NIIT概要

学長よりごあいさつ

新潟工科大学 学長 大川 秀雄(工学博士)

 本学創設の歴史は、平成2年9月、「ものづくりこそ産業界発展の原点である」との理念に基づき、新潟県内258社の製造業経営者が、産業界及び地域の発展に貢献できる技術者の養成を目指し、新潟工科大学設立同盟会を発足させたときに始まりました。設立同盟会の熱意と努力が実り、新潟県及び柏崎市をはじめとする78市町村から財政支援を受け、さらに県内外の企業や個人から3,000件にものぼる寄付が寄せられた結果、平成7年4月、新潟県内初の工科系私立大学として本学は開学しました。これは、産業界が立ち上がって設立された他に例のない大学と言えます。ちなみに卒業生は3,900人を超え、県内外で活躍していますが、第1期生は40歳ほどとなり、それぞれの職場で中核的な役割を担っています。

 本学は、産学連携を通しての産業界への貢献を理念とし、「ものづくり」の視点を重視した工学教育に基づき、創造性豊かな技術者の育成を目的としています。この理念の実現と目的の達成のため、日々進歩発展している科学的知識と工学技術を精選して体系化し、基礎から応用にいたるまで段階的に学ぶことができる教育課程を提供するとともに、産業界の発展に資する先端的研究を推進しています。さらに、より高度な教育と研究を行う場として大学院工学研究科の充実を図ってきました。同研究科では、社会人入学制度を活かして企業内技術者をも積極的に受け入れています。

 開学以来、社会に開かれた大学をめざし、市民向け講演会や地域の技術者を対象とした研修会を開催し、生涯学習の機会を積極的に提供してきましたが、今後も、本学の知的財産に触れていただく機会を増やすとともに、子どもたちを含む市民の皆様に科学や工学技術への関心をますます深めていただきたいと思います。
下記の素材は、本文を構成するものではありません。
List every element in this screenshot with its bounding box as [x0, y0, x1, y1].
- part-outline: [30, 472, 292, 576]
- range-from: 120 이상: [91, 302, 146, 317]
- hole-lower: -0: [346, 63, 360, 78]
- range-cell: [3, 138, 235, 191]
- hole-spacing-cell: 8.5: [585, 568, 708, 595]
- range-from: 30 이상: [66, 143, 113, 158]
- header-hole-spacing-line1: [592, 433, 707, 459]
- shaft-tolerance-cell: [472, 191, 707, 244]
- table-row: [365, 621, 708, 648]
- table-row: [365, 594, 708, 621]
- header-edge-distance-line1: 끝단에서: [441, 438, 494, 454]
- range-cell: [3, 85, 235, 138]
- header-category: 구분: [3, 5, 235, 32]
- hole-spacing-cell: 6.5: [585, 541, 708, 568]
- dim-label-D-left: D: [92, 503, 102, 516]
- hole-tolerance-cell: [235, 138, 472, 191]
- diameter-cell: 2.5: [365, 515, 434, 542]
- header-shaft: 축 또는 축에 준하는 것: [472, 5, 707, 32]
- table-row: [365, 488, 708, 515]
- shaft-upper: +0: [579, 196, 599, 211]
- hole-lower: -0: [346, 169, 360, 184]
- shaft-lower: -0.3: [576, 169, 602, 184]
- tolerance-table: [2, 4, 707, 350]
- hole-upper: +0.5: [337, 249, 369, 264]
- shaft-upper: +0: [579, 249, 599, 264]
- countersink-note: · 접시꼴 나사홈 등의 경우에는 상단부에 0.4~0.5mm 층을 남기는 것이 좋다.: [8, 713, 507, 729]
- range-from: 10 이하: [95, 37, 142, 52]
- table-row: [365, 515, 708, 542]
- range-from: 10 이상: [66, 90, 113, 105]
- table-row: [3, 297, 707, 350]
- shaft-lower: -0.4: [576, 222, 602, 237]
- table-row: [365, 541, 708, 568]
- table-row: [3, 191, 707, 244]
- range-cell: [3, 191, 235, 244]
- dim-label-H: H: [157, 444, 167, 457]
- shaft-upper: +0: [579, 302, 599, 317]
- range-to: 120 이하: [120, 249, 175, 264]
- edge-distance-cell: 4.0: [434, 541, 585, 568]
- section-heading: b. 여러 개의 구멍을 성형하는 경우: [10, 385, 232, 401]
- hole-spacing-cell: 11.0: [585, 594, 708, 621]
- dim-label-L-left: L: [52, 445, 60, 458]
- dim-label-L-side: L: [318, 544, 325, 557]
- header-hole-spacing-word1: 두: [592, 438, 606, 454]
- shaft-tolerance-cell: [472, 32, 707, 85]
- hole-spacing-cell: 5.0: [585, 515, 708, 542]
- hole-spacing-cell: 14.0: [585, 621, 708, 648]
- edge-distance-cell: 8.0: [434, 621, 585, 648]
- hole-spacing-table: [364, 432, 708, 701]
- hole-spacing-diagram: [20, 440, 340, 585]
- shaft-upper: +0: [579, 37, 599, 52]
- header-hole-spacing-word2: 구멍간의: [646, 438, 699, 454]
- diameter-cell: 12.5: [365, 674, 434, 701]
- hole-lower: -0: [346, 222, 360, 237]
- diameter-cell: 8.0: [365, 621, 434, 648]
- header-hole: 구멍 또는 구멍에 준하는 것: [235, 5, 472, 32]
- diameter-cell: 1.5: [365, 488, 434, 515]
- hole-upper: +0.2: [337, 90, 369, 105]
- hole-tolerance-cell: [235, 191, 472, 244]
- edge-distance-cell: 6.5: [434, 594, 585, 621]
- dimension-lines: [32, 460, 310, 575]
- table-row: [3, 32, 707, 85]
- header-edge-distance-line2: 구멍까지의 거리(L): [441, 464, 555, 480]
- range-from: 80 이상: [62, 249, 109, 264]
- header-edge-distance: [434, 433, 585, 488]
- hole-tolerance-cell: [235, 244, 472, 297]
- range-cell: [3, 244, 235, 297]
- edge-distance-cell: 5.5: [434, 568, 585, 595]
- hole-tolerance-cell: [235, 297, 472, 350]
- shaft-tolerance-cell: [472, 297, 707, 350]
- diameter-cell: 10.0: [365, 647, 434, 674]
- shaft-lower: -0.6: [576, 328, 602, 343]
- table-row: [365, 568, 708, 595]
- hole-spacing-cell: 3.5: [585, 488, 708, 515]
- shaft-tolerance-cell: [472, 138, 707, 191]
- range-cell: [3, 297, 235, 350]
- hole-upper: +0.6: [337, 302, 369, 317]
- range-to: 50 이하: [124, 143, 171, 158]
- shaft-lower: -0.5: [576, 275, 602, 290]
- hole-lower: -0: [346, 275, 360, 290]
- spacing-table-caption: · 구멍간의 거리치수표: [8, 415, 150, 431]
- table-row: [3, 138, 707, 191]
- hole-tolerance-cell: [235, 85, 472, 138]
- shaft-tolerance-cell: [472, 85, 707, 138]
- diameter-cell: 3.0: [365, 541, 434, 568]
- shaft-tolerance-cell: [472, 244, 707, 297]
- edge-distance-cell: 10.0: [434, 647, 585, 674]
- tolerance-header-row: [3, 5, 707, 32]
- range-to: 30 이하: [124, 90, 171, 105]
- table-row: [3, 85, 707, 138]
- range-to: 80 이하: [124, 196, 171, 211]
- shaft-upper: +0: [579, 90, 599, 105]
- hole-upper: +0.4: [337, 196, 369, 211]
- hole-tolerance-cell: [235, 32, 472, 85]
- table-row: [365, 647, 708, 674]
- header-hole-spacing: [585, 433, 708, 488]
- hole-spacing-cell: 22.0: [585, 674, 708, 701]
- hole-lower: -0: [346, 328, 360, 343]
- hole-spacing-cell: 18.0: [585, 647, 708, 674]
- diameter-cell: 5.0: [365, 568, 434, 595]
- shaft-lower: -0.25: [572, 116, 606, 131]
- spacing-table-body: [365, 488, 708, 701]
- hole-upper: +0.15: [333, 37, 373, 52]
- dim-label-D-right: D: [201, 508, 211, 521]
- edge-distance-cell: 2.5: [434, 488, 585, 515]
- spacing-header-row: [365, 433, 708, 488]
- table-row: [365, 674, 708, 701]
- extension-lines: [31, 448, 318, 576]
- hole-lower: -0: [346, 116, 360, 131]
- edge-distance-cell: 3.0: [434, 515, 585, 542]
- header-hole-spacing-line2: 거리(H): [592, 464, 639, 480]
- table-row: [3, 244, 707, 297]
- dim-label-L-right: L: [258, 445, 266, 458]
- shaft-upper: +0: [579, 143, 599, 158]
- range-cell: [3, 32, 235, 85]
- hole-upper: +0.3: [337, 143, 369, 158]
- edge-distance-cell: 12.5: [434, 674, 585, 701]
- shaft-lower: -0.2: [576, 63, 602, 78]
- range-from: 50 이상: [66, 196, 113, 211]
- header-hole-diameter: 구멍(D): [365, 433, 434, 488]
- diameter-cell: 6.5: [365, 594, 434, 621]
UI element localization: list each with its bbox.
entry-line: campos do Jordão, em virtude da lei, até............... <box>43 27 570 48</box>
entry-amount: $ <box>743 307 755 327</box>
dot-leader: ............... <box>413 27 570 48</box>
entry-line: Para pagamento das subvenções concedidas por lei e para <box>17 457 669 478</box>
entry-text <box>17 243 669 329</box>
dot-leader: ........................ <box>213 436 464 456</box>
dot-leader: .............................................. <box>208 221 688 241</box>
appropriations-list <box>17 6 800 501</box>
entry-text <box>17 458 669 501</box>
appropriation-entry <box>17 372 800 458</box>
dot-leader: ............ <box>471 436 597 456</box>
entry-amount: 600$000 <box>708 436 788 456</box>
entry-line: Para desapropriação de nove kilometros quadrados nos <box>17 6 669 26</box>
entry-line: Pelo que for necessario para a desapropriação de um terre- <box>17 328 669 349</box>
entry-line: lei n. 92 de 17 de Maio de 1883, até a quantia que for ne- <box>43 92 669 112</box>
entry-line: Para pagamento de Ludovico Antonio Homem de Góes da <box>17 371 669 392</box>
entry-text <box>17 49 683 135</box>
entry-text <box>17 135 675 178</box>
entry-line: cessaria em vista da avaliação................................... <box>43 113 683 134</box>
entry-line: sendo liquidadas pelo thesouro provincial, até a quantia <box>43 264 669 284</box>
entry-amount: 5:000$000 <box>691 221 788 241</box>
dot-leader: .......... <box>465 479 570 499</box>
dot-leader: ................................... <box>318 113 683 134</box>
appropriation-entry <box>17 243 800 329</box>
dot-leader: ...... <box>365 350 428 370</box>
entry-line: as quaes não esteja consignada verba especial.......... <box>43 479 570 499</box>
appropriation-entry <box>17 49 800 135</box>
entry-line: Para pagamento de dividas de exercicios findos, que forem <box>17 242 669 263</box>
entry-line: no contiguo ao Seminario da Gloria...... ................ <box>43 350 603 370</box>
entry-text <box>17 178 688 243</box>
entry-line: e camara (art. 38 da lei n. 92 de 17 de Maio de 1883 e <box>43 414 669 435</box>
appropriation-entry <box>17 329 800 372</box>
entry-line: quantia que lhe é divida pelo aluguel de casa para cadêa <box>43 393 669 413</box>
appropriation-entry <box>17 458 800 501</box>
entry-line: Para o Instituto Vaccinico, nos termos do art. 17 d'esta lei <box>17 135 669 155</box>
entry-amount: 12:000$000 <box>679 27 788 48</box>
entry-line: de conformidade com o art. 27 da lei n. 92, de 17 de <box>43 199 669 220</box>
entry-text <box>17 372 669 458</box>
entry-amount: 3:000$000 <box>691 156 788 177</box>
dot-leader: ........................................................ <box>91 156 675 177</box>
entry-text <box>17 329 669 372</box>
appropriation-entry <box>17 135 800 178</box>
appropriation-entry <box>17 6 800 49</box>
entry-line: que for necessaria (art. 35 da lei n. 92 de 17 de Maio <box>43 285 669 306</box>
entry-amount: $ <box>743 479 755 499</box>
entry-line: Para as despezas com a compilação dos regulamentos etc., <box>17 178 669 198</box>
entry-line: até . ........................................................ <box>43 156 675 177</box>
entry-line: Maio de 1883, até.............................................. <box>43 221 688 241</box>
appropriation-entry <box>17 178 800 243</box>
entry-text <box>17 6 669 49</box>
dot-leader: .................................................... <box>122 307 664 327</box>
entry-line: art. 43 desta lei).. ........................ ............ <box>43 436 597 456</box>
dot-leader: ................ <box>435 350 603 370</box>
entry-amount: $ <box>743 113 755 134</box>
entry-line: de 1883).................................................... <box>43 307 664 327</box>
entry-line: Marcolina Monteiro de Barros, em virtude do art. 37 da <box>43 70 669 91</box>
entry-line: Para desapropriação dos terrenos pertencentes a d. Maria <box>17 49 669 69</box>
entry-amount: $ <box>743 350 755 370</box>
国際交流においては、環日本海地域を代表する工科大学として、これまで対岸諸国の大学と特色ある交流を行ってきましたが、今後も教育面での交流を一層深め、アジアや世界の着実な発展に寄与していきたいと思います。

 現代社会が直面している諸課題の中で、世界情勢の混迷もあって環境保全やエネルギー確保はますます深刻さを増しています。特に、わが国はそれらに加えて東日本大震災からの復旧・復興という喫緊かつ重い課題をも抱えています。これらの課題においては、技術や科学、産業や経済、個人の生活や社会の仕組みなどが複雑に関わり合っており、あらゆる分野を総合した叡智をもって解決への新しい道を、大きな困難を伴うことを承知の上で追求する必要があります。本学は、「ものづくり」の視点から産業界との連携をより緊密に保ちつつ、教育と研究を通じてこれからの社会の発展に寄与していきたいと思います。

 本学は、次代を担う若き人材が伸び伸びと学ぶことができる環境の整備に努力しています。学生たちは、豊かな自然に恵まれたキャンパスで勉学に励み、部活やサークル活動にも積極的に参加しています。「ものづくり」の視点から新たな知の創造に日々挑戦し、その成果を地元地域や日本、さらには世界の発展のために活かして行きたいという強い意欲と熱意をもつ諸君を心より歓迎いたします。